Twenty industrialised nations are planning to work together to build an extremely powerful telescope called the Square Kilometer Array (SKA). It's going to be a radio telescope, the world's largest. The component aerials making up the square kilometer will span over 3,000km in length.
The resulting array will be 50
times more sensitive than any currently existing radio device and
10,000 times faster. This will result in a lot of data being produced,
estimated to be twice the
equivalent of today's entire internet
traffic (or 15 million full 64Gb iPods), in one day! The SKA is
intended to probe emerging galaxies, look into dark matter
and study remnants of the Big Bang which occurred 13 billion years ago.
The project, called DOME, is a collaboration between IBM and ASTRON, the Netherlands Institute for Radio Astronomy. The cost will be comparable to that needed to develop CERN, about $44 million initially.
All the data generated would be too much for today's computer systems to handle so IBM is researching new exascale computer systems that will be able to cope with the extreme amount of data storage, data transfer and analysis. It would be unacceptable to use current technology with it's power requirements, the new systems have to be beyond the current state-of-the-art. “We have to invent futuristic technology to look into the past,” Ronald Luijten, IBM’s lead researcher on the project in Zurich, Switzerland, said in an interview. “The energy issue is becoming ubiquitous. We need fundamental new technologies to deal with the needs of the future data centres.”
A prototype using high performance and low power signal processing chips has been made and IBM and ASTRON have collaborated before. Through experience they are sure the project goals, though ambitious, can be achieved; utilising green supercomputing, 3D stacked chips and optical connections.

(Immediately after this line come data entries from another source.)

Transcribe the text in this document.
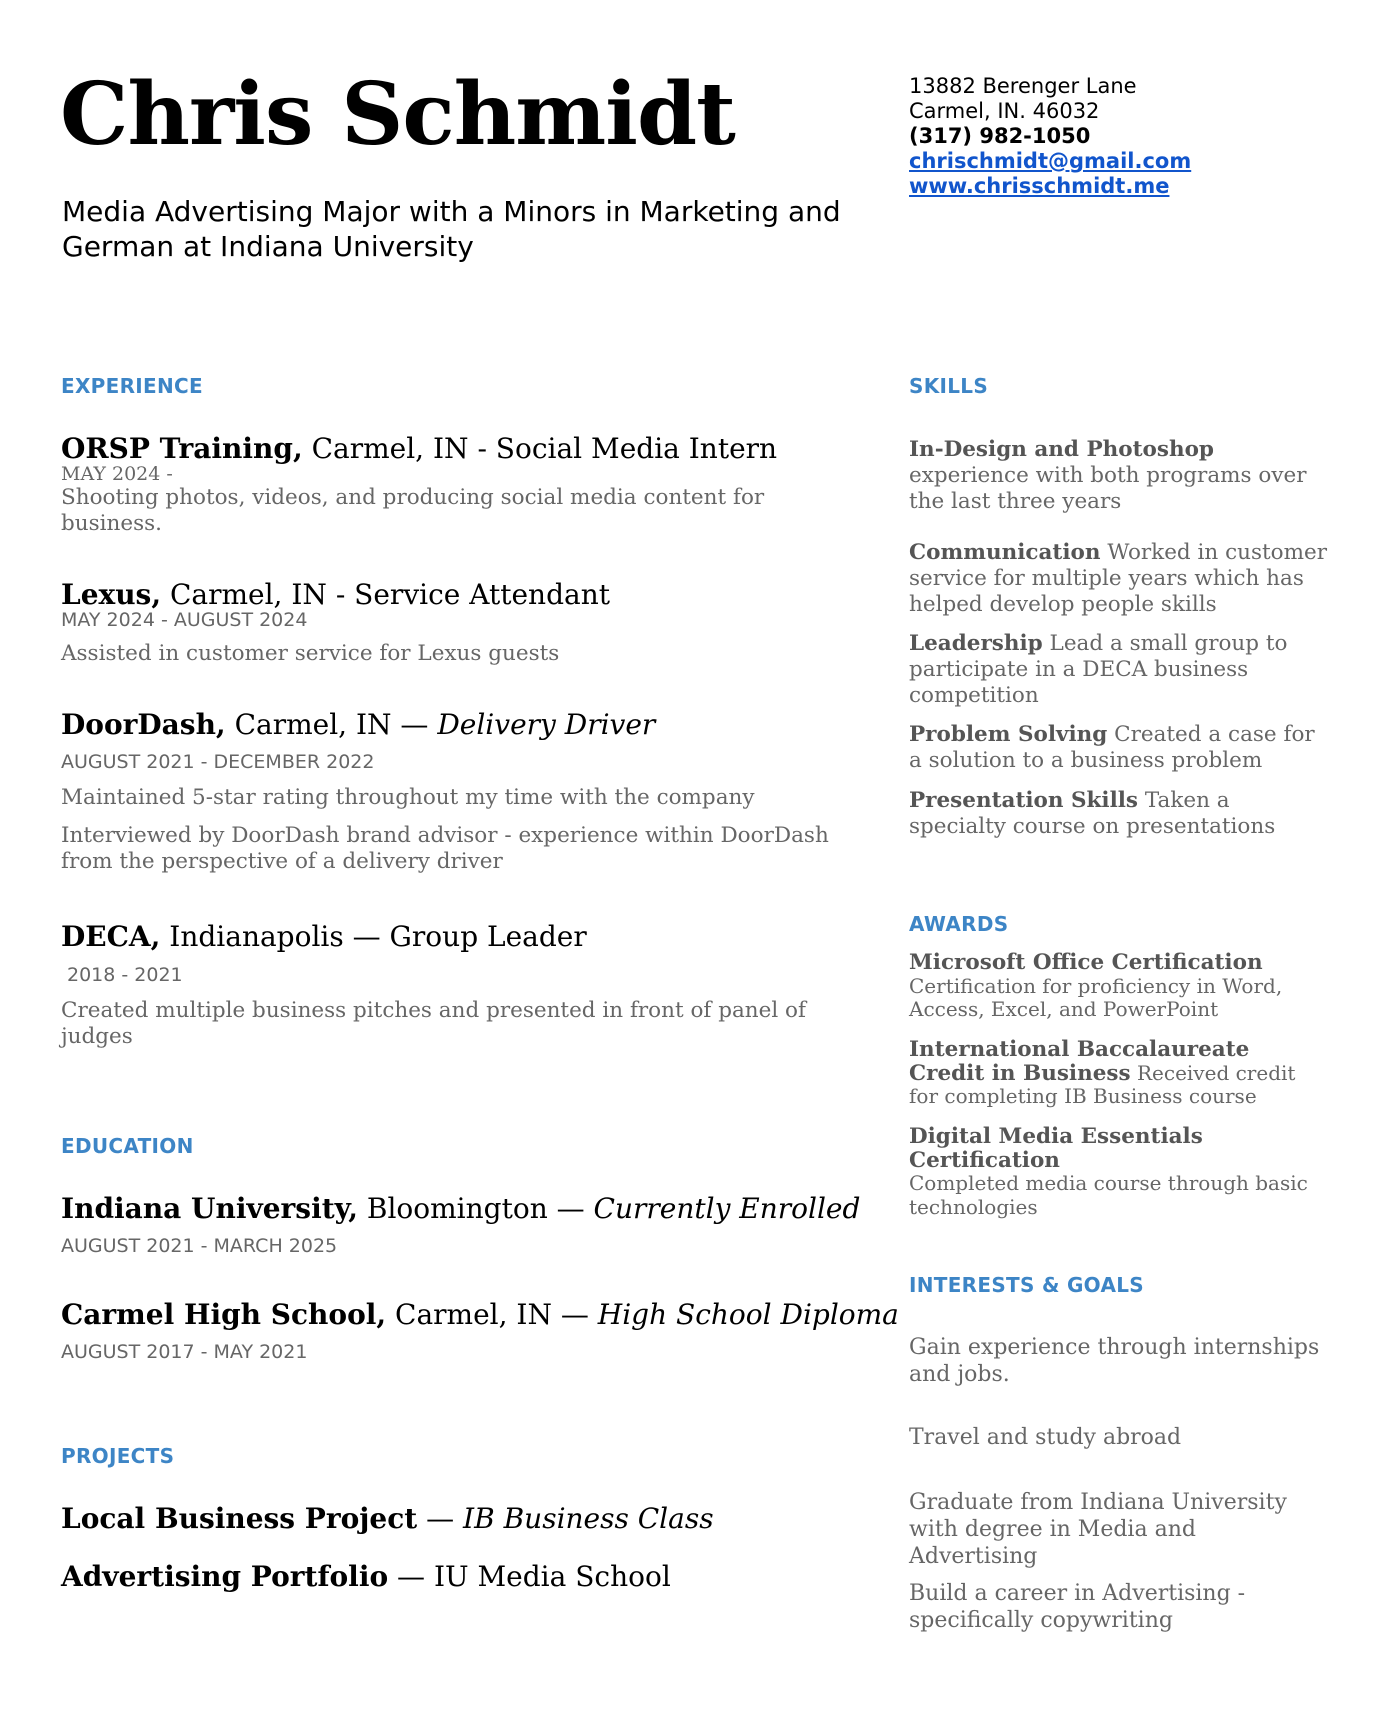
Chris Schmidt
Media Advertising Major with a Minors in Marketing and German at Indiana University
13882 Berenger Lane
Carmel, IN. 46032
(317) 982-1050
chrischmidt@gmail.com
www.chrisschmidt.me
EXPERIENCE
ORSP Training, Carmel, IN - Social Media Intern
MAY 2024 -
Shooting photos, videos, and producing social media content for business.
Lexus, Carmel, IN - Service Attendant
MAY 2024 - AUGUST 2024
Assisted in customer service for Lexus guests
DoorDash, Carmel, IN — Delivery Driver
AUGUST 2021 - DECEMBER 2022
Maintained 5-star rating throughout my time with the company
Interviewed by DoorDash brand advisor - experience within DoorDash from the perspective of a delivery driver
DECA, Indianapolis — Group Leader
2018 - 2021
Created multiple business pitches and presented in front of panel of judges
EDUCATION
Indiana University, Bloomington — Currently Enrolled
AUGUST 2021 - MARCH 2025
Carmel High School, Carmel, IN — High School Diploma
AUGUST 2017 - MAY 2021
PROJECTS
Local Business Project — IB Business Class
Advertising Portfolio — IU Media School
SKILLS
In-Design and Photoshop experience with both programs over the last three years
Communication Worked in customer service for multiple years which has helped develop people skills
Leadership Lead a small group to participate in a DECA business competition
Problem Solving Created a case for a solution to a business problem
Presentation Skills Taken a specialty course on presentations
AWARDS
Microsoft Office Certification
Certification for proficiency in Word, Access, Excel, and PowerPoint
International Baccalaureate Credit in Business Received credit for completing IB Business course
Digital Media Essentials Certification
Completed media course through basic technologies
INTERESTS & GOALS
Gain experience through internships and jobs.
Travel and study abroad
Graduate from Indiana University with degree in Media and Advertising
Build a career in Advertising - specifically copywriting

The construction phase is estimated to start in 2017 and finish in 2024, the dishes will be positioned in either South Africa or Australia, subject to survey. The specialised software on the IBM designed exascale computers is being developed collaboratively with governments and universities.
One day, hopefully, we will find the answers we are looking for, and also we will have the exascale technology and innovations learned during this project utilised in making the world a better place (and also in our PlayStations).